Methods: An ML workflow was developed and trained for a subset of the Alzheimer’s Disease Neuroimaging Initiative (ADNI) cohort. The validation was executed for an independent ADNI test set and for the Australian Imaging, Biomarker and Lifestyle Flagship Study of Ageing (AIBL) cohort. The workflow included volumetric MRI feature extraction, feature selection, sample selection using Data Shapley, random forest (RF), and eXtreme Gradient Boosting (XGBoost) for model training as well as Kernel SHapley Additive exPlanations (SHAP) values for model interpretation.

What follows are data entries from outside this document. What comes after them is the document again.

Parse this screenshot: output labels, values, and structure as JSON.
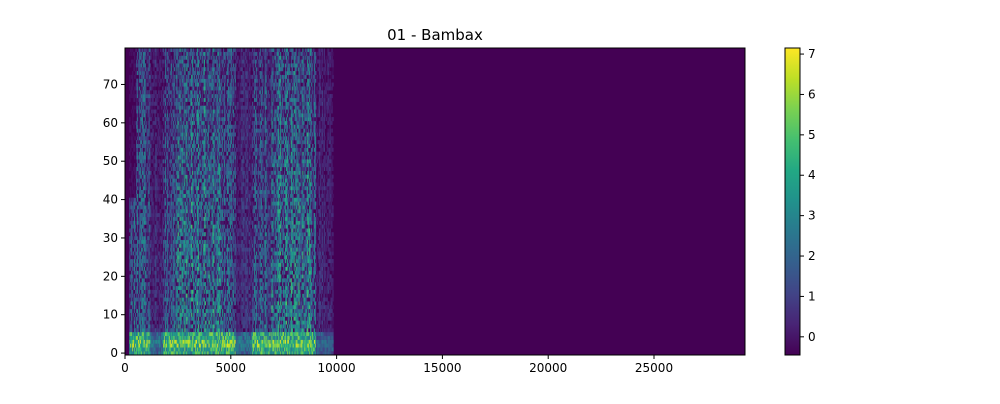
{
  "chart_data": {
    "type": "heatmap",
    "title": "01 - Bambax",
    "xlabel": "",
    "ylabel": "",
    "xlim": [
      0,
      29300
    ],
    "ylim": [
      -0.5,
      79.5
    ],
    "x_ticks": [
      0,
      5000,
      10000,
      15000,
      20000,
      25000
    ],
    "y_ticks": [
      0,
      10,
      20,
      30,
      40,
      50,
      60,
      70
    ],
    "grid": false,
    "colormap": "viridis",
    "colorbar": {
      "range": [
        -0.45,
        7.15
      ],
      "ticks": [
        0,
        1,
        2,
        3,
        4,
        5,
        6,
        7
      ]
    },
    "background_value": -0.45,
    "signal_region": {
      "x_start": 200,
      "x_end": 9800,
      "dense_x_ranges": [
        [
          2400,
          4600
        ],
        [
          6900,
          8800
        ]
      ],
      "low_energy_gap_x": [
        [
          1200,
          1800
        ],
        [
          5200,
          6000
        ]
      ],
      "low_frequency_bright_bins": [
        0,
        1,
        2,
        3,
        4,
        5
      ],
      "strong_value_max": 7.0
    }
  }
}
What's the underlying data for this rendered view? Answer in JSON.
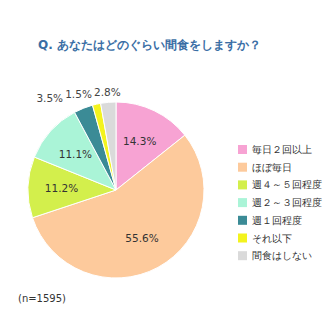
{
  "chart_data": {
    "type": "pie",
    "title": "Q. あなたはどのぐらい間食をしますか？",
    "categories": [
      "毎日２回以上",
      "ほぼ毎日",
      "週４～５回程度",
      "週２～３回程度",
      "週１回程度",
      "それ以下",
      "間食はしない"
    ],
    "values": [
      14.3,
      55.6,
      11.2,
      11.1,
      3.5,
      1.5,
      2.8
    ],
    "value_labels": [
      "14.3%",
      "55.6%",
      "11.2%",
      "11.1%",
      "3.5%",
      "1.5%",
      "2.8%"
    ],
    "colors": [
      "#f7a3d3",
      "#fdca9c",
      "#d3ef4c",
      "#aaf4d7",
      "#3b8b96",
      "#f3f31e",
      "#dadada"
    ],
    "data_labels": true,
    "legend": "right",
    "annotations": [
      "(n=1595)"
    ]
  }
}
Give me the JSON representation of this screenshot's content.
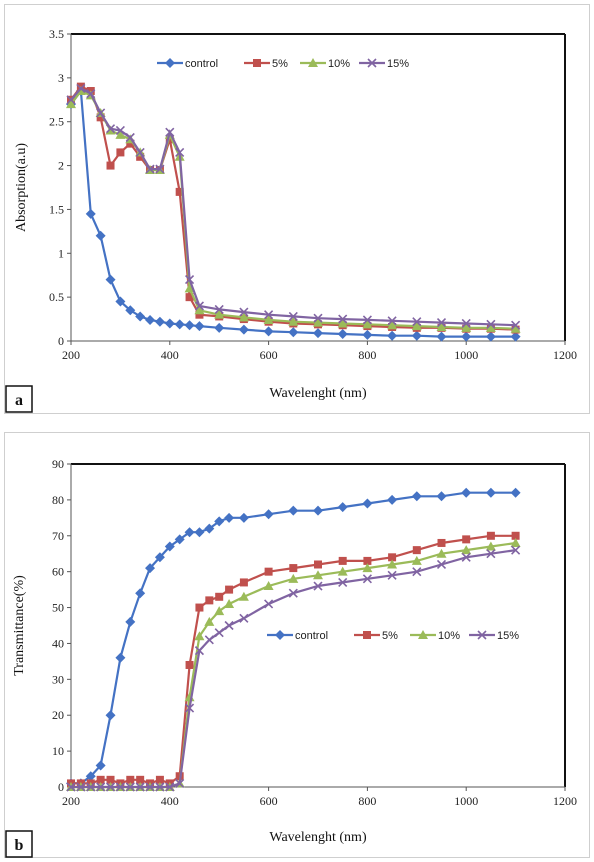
{
  "chart_data": [
    {
      "type": "line",
      "panel_label": "a",
      "xlabel": "Wavelenght (nm)",
      "ylabel": "Absorption(a.u)",
      "xlim": [
        200,
        1200
      ],
      "ylim": [
        0,
        3.5
      ],
      "xticks": [
        "200",
        "400",
        "600",
        "800",
        "1000",
        "1200"
      ],
      "yticks": [
        "0",
        "0.5",
        "1",
        "1.5",
        "2",
        "2.5",
        "3",
        "3.5"
      ],
      "legend_position": "top",
      "series": [
        {
          "name": "control",
          "color": "#4472c4",
          "marker": "diamond",
          "x": [
            200,
            220,
            240,
            260,
            280,
            300,
            320,
            340,
            360,
            380,
            400,
            420,
            440,
            460,
            500,
            550,
            600,
            650,
            700,
            750,
            800,
            850,
            900,
            950,
            1000,
            1050,
            1100
          ],
          "y": [
            2.7,
            2.85,
            1.45,
            1.2,
            0.7,
            0.45,
            0.35,
            0.28,
            0.24,
            0.22,
            0.2,
            0.19,
            0.18,
            0.17,
            0.15,
            0.13,
            0.11,
            0.1,
            0.09,
            0.08,
            0.07,
            0.06,
            0.06,
            0.05,
            0.05,
            0.05,
            0.05
          ]
        },
        {
          "name": "5%",
          "color": "#c0504d",
          "marker": "square",
          "x": [
            200,
            220,
            240,
            260,
            280,
            300,
            320,
            340,
            360,
            380,
            400,
            420,
            440,
            460,
            500,
            550,
            600,
            650,
            700,
            750,
            800,
            850,
            900,
            950,
            1000,
            1050,
            1100
          ],
          "y": [
            2.75,
            2.9,
            2.85,
            2.55,
            2.0,
            2.15,
            2.25,
            2.1,
            1.95,
            1.95,
            2.3,
            1.7,
            0.5,
            0.3,
            0.28,
            0.25,
            0.22,
            0.2,
            0.19,
            0.18,
            0.17,
            0.16,
            0.15,
            0.15,
            0.14,
            0.14,
            0.13
          ]
        },
        {
          "name": "10%",
          "color": "#9bbb59",
          "marker": "triangle",
          "x": [
            200,
            220,
            240,
            260,
            280,
            300,
            320,
            340,
            360,
            380,
            400,
            420,
            440,
            460,
            500,
            550,
            600,
            650,
            700,
            750,
            800,
            850,
            900,
            950,
            1000,
            1050,
            1100
          ],
          "y": [
            2.7,
            2.85,
            2.8,
            2.6,
            2.4,
            2.35,
            2.3,
            2.15,
            1.95,
            1.95,
            2.35,
            2.1,
            0.6,
            0.35,
            0.3,
            0.27,
            0.24,
            0.22,
            0.21,
            0.2,
            0.19,
            0.18,
            0.17,
            0.16,
            0.15,
            0.15,
            0.14
          ]
        },
        {
          "name": "15%",
          "color": "#8064a2",
          "marker": "x",
          "x": [
            200,
            220,
            240,
            260,
            280,
            300,
            320,
            340,
            360,
            380,
            400,
            420,
            440,
            460,
            500,
            550,
            600,
            650,
            700,
            750,
            800,
            850,
            900,
            950,
            1000,
            1050,
            1100
          ],
          "y": [
            2.75,
            2.88,
            2.82,
            2.6,
            2.42,
            2.4,
            2.32,
            2.15,
            1.96,
            1.96,
            2.38,
            2.15,
            0.7,
            0.4,
            0.36,
            0.33,
            0.3,
            0.28,
            0.26,
            0.25,
            0.24,
            0.23,
            0.22,
            0.21,
            0.2,
            0.19,
            0.18
          ]
        }
      ]
    },
    {
      "type": "line",
      "panel_label": "b",
      "xlabel": "Wavelenght (nm)",
      "ylabel": "Transmittance(%)",
      "xlim": [
        200,
        1200
      ],
      "ylim": [
        0,
        90
      ],
      "xticks": [
        "200",
        "400",
        "600",
        "800",
        "1000",
        "1200"
      ],
      "yticks": [
        "0",
        "10",
        "20",
        "30",
        "40",
        "50",
        "60",
        "70",
        "80",
        "90"
      ],
      "legend_position": "right",
      "series": [
        {
          "name": "control",
          "color": "#4472c4",
          "marker": "diamond",
          "x": [
            200,
            220,
            240,
            260,
            280,
            300,
            320,
            340,
            360,
            380,
            400,
            420,
            440,
            460,
            480,
            500,
            520,
            550,
            600,
            650,
            700,
            750,
            800,
            850,
            900,
            950,
            1000,
            1050,
            1100
          ],
          "y": [
            1,
            1,
            3,
            6,
            20,
            36,
            46,
            54,
            61,
            64,
            67,
            69,
            71,
            71,
            72,
            74,
            75,
            75,
            76,
            77,
            77,
            78,
            79,
            80,
            81,
            81,
            82,
            82,
            82
          ]
        },
        {
          "name": "5%",
          "color": "#c0504d",
          "marker": "square",
          "x": [
            200,
            220,
            240,
            260,
            280,
            300,
            320,
            340,
            360,
            380,
            400,
            420,
            440,
            460,
            480,
            500,
            520,
            550,
            600,
            650,
            700,
            750,
            800,
            850,
            900,
            950,
            1000,
            1050,
            1100
          ],
          "y": [
            1,
            1,
            1,
            2,
            2,
            1,
            2,
            2,
            1,
            2,
            1,
            3,
            34,
            50,
            52,
            53,
            55,
            57,
            60,
            61,
            62,
            63,
            63,
            64,
            66,
            68,
            69,
            70,
            70
          ]
        },
        {
          "name": "10%",
          "color": "#9bbb59",
          "marker": "triangle",
          "x": [
            200,
            220,
            240,
            260,
            280,
            300,
            320,
            340,
            360,
            380,
            400,
            420,
            440,
            460,
            480,
            500,
            520,
            550,
            600,
            650,
            700,
            750,
            800,
            850,
            900,
            950,
            1000,
            1050,
            1100
          ],
          "y": [
            0,
            0,
            0,
            0,
            0,
            0,
            0,
            0,
            0,
            0,
            0,
            1,
            25,
            42,
            46,
            49,
            51,
            53,
            56,
            58,
            59,
            60,
            61,
            62,
            63,
            65,
            66,
            67,
            68
          ]
        },
        {
          "name": "15%",
          "color": "#8064a2",
          "marker": "x",
          "x": [
            200,
            220,
            240,
            260,
            280,
            300,
            320,
            340,
            360,
            380,
            400,
            420,
            440,
            460,
            480,
            500,
            520,
            550,
            600,
            650,
            700,
            750,
            800,
            850,
            900,
            950,
            1000,
            1050,
            1100
          ],
          "y": [
            0,
            0,
            0,
            0,
            0,
            0,
            0,
            0,
            0,
            0,
            0,
            1,
            22,
            38,
            41,
            43,
            45,
            47,
            51,
            54,
            56,
            57,
            58,
            59,
            60,
            62,
            64,
            65,
            66
          ]
        }
      ]
    }
  ]
}
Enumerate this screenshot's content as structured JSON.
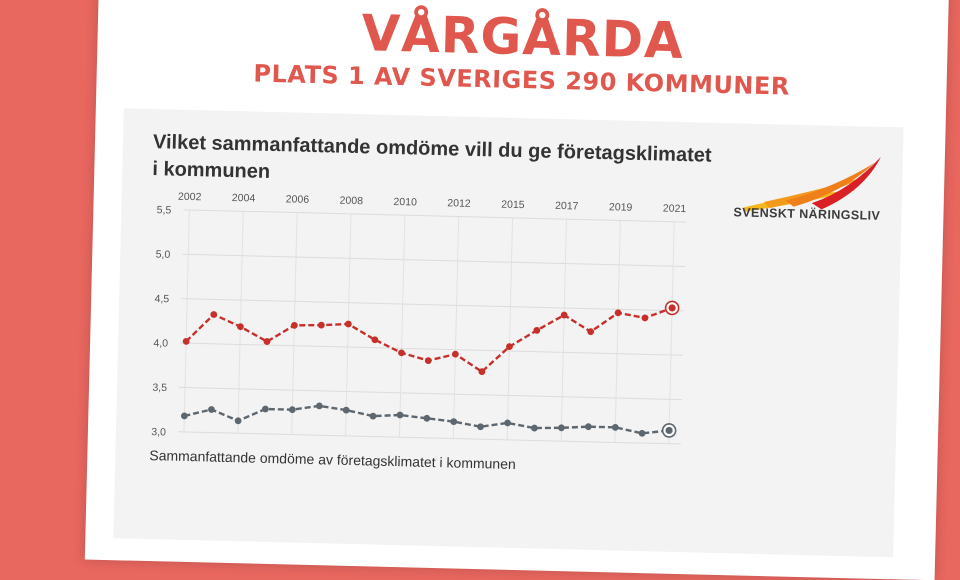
{
  "headline": {
    "title": "VÅRGÅRDA",
    "subtitle": "PLATS 1 AV SVERIGES 290 KOMMUNER"
  },
  "logo": {
    "text": "SVENSKT NÄRINGSLIV",
    "colors": [
      "#f5b81c",
      "#ef7f1a",
      "#d92027"
    ]
  },
  "chart_data": {
    "type": "line",
    "title": "Vilket sammanfattande omdöme vill du ge företagsklimatet i kommunen",
    "caption": "Sammanfattande omdöme av företagsklimatet i kommunen",
    "x_labels": [
      "2002",
      "2004",
      "2006",
      "2008",
      "2010",
      "2012",
      "2015",
      "2017",
      "2019",
      "2021"
    ],
    "y_ticks": [
      "5,5",
      "5,0",
      "4,5",
      "4,0",
      "3,5",
      "3,0"
    ],
    "ylim": [
      3.0,
      5.5
    ],
    "grid": true,
    "series": [
      {
        "color": "#c7302a",
        "values": [
          4.02,
          4.33,
          4.2,
          4.04,
          4.23,
          4.24,
          4.26,
          4.09,
          3.95,
          3.87,
          3.95,
          3.76,
          4.05,
          4.24,
          4.42,
          4.24,
          4.46,
          4.41,
          4.53
        ]
      },
      {
        "color": "#5d6770",
        "values": [
          3.18,
          3.26,
          3.14,
          3.28,
          3.28,
          3.33,
          3.29,
          3.23,
          3.25,
          3.22,
          3.19,
          3.14,
          3.19,
          3.14,
          3.15,
          3.17,
          3.17,
          3.11,
          3.15
        ]
      }
    ]
  }
}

Results: The RF models, which excluded 134 of the 467 training subjects based on their RF Data Shapley values, outperformed the base models that reached a mean accuracy of 62.64% by 5.76% (3.61 percentage points) for the independent ADNI test set. The XGBoost base models reached a mean accuracy of 60.00% for the AIBL data set. The exclusion of those 133 subjects with the smallest RF Data Shapley values could improve the classification accuracy by 2.98% (1.79 percentage points). The cutoff values were calculated using an independent validation set.
Conclusion: The Data Shapley method was able to improve the mean accuracies for the test sets. The most informative subjects were associated with the number of ApolipoproteinE ε4 (ApoE ε4) alleles, cognitive test results, and volumetric MRI measurements.